Burnout. The word alone evokes candles snuffed, fires extinguished, flames slowly dimmed. But for those who suffer from the phenomenon, the notion of a bright light turned dark—whether that happens emotionally, physically, or mentally—is powerfully real. So what, exactly, is burnout? And how does one recover from it?
Lawyer turned New York Times bestselling author and Happier podcast host Gretchen Rubin shares her definition: “It’s the feeling of being overwhelmed and feeling stale…. When you’re burned out there tends to be a feeling of resentment or that you’re at the end of your rope.” According to the World Health Organization (WHO), burnout isn’t just a mindset, it’s a syndrome. More directly, it’s “conceptualized as resulting from chronic workplace stress.”

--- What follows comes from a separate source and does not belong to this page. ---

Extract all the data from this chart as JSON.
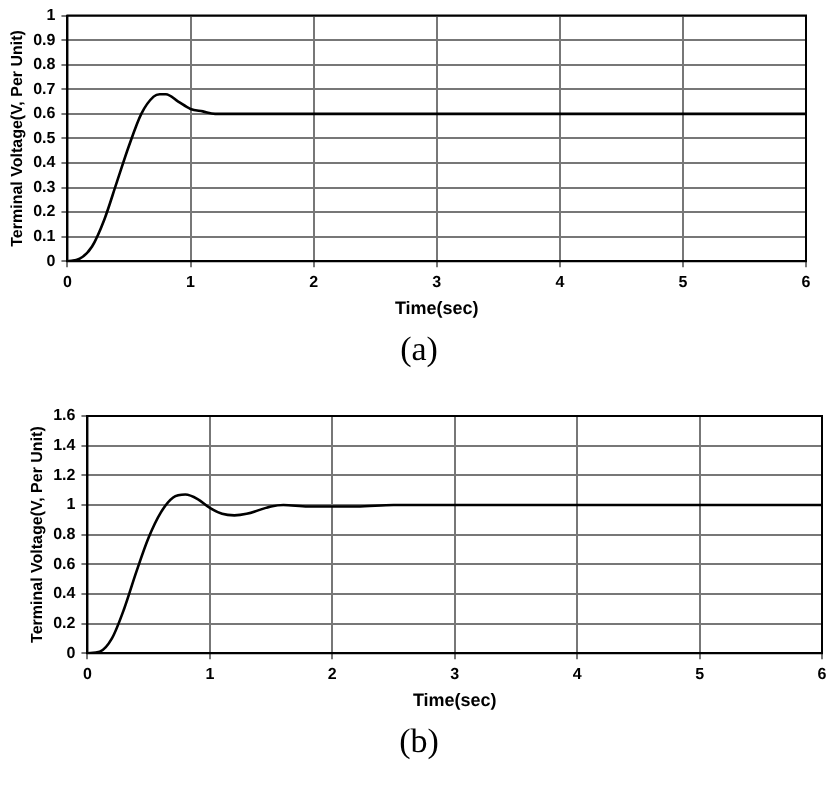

Natalie Azar, M.D., a medical expert and NBC contributor, elaborates: “I would frame it as you’re performing a job that you might have been doing for many years and you’re no longer deriving the same enjoyment, professional or personal satisfaction from it.”
What Is Workplace Burnout?
Workplace burnout is all too common. According to a Deloitte survey, 77% of professionals have experienced burnout in their current jobs, owing to three main culprits: lack of support or recognition from leaders, unrealistic deadlines or expectations, and working long hours, including weekends. The hustle has indeed lost its luster. Research conducted by Zippia cited burnout is the number one reason people in the U.S. leave their jobs. This was the story for yacht chef Kesi Irvin. After the Wharton grad landed a coveted role on Wall Street, she felt something was amiss. “I left my job because I knew I would regret not taking a career break to travel,” she says. “I had a very large wanderlust, and only having two weeks of holiday per year was not enough if I wanted to see the world.” It’s now been eight years, and Irvin hasn’t looked back. “My plan was to only take a one-year break, but I have not stopped traveling since 2015.” Irvin has shared her journey on her website, To and Fro, which encourages others to take their own career breaks. “I want to change corporate culture by helping Americans take travel sabbaticals so they won’t experience burnout,” says Irvin. “Travel is the ultimate teacher.”
Some people are more susceptible to burnout than others. In her book The Four Tendencies, Rubin identifies four foundational personality types people typically fall into: Upholders, Questioners, Obligers, and Rebels. (Here’s a quiz to recognize your own behavioral patterns.) “People who are obligers are much more susceptible to burnout. So if you’re the type of person that agrees with the idea, ‘I keep my promises to other people but I have trouble keeping my promises to myself,’ that is a very big sign that you may have a problem,” says Rubin.